Ethylenediurea (EDU) protects inbred but not hybrid cultivars of rice from yield losses due to surface ozone.
Guoyou ZhangKazuhiko KobayashiHengchao WuBo ShangRongjun WuZujian ZhangZhaozhong FengPublished in: Environmental science and pollution research international (2021)
The rising concentration of ground-level ozone (O3) reduces crop yield via increased oxidative stress. Application of ethylenediurea (EDU) protects plants from O3 and could thereby serve as a means to estimate the crop yield losses due to ambient O3 (AO3). However, no study but a few exceptions has ever compared the yield loss estimates from EDU application with those from O3 elevation experiments. Here, we estimated yield loss to AO3 in rice cultivars across the 3 types, indica, japonica, and hybrid, by an EDU application in the field, and compared the yield losses with those estimated with dose-response relationships based on O3 elevation experiments. Relative yield loss (RYL) in the EDU application was estimated at 16% across the rice types on an assumption of a 100% efficiency for protection of crop yield by EDU. This estimate of RYL was close to the 15% RYL estimated from the O3 elevation experiments when a common sensitivity to O3 is assumed across the cultivars.

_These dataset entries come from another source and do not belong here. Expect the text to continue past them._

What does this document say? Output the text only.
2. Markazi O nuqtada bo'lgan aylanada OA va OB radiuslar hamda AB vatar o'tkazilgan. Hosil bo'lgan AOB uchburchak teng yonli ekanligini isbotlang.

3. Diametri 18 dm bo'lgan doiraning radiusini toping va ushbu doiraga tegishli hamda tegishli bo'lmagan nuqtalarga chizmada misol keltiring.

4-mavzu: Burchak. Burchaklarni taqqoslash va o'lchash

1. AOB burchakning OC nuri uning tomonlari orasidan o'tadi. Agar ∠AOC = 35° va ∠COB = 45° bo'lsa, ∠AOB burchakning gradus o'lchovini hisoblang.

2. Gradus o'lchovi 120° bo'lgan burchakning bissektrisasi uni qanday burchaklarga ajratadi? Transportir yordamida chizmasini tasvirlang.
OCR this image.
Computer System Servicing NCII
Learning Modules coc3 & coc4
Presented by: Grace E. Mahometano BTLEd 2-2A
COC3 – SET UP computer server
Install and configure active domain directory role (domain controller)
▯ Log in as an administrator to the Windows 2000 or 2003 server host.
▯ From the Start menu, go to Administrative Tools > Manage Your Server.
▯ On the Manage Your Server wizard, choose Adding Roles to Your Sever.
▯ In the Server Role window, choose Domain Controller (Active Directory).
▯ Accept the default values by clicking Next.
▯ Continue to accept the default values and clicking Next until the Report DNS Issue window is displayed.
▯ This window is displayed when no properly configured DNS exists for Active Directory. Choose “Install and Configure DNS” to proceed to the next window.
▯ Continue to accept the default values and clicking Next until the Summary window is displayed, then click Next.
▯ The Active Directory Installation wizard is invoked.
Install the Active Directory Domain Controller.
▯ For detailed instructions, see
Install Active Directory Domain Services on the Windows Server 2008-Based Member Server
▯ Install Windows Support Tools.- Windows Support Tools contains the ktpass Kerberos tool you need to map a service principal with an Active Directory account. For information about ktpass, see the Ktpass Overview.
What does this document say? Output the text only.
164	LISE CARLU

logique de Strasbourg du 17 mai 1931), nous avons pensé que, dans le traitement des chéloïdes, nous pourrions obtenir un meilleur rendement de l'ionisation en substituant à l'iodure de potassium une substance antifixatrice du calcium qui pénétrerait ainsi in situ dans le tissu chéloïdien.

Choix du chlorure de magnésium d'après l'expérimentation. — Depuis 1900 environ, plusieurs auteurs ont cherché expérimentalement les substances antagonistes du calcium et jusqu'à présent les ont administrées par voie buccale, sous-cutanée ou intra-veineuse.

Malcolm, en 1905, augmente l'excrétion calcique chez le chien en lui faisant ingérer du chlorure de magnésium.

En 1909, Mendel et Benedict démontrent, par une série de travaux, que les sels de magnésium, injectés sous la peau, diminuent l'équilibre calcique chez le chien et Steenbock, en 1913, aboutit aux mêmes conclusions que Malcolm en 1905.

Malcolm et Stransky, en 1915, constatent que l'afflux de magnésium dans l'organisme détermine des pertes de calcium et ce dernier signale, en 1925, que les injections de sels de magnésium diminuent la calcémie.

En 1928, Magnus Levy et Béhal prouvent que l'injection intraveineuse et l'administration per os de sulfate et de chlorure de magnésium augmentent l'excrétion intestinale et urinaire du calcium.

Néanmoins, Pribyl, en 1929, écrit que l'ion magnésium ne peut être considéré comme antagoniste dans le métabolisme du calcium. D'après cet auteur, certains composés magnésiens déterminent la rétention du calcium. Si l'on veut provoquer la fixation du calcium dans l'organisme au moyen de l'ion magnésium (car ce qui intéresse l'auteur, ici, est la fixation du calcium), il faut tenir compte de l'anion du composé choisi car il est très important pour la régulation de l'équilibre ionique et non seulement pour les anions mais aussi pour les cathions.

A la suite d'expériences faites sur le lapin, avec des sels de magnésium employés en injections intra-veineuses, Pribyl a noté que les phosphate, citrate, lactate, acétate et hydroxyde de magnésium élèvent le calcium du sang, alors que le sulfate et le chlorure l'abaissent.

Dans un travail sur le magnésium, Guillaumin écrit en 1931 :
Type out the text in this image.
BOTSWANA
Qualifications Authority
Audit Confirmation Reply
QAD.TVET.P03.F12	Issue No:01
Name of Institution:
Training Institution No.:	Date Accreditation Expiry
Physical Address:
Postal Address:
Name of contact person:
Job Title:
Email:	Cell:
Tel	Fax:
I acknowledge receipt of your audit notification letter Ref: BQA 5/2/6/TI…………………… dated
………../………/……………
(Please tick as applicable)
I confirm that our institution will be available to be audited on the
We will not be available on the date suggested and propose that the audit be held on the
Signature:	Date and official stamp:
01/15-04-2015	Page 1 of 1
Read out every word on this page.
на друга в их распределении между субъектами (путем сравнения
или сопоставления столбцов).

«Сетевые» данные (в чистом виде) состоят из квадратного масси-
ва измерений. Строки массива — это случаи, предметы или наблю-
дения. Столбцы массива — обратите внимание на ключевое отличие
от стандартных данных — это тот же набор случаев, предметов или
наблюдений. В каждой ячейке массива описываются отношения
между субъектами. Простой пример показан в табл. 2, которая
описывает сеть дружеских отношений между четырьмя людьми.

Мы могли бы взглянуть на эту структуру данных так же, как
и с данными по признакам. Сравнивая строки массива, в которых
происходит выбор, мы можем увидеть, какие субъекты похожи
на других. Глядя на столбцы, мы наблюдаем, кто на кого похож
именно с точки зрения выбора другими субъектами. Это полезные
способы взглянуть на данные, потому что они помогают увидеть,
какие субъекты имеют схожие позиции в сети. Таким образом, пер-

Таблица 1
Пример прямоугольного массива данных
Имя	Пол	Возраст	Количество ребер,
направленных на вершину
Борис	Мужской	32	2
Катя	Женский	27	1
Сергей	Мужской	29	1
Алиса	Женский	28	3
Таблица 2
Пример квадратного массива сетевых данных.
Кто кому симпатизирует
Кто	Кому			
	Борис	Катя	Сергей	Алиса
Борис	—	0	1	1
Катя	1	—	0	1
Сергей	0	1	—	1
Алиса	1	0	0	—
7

The rice yield loss due to AO3 was thus consistent between the two approaches supporting the idea of EDU application for the yield loss estimation. When only hybrids are focused, however, the RYL from EDU application (16%) was much lower than the 34% RYL from the O3 elevation experiments, which indicates only a 37% yield protection by EDU in the hybrid rice. The incomplete protection by EDU and its genetic variability indicates the need to quantify the efficiency of protection from AO3-induced yield loss as estimated with O3 manipulating experiments.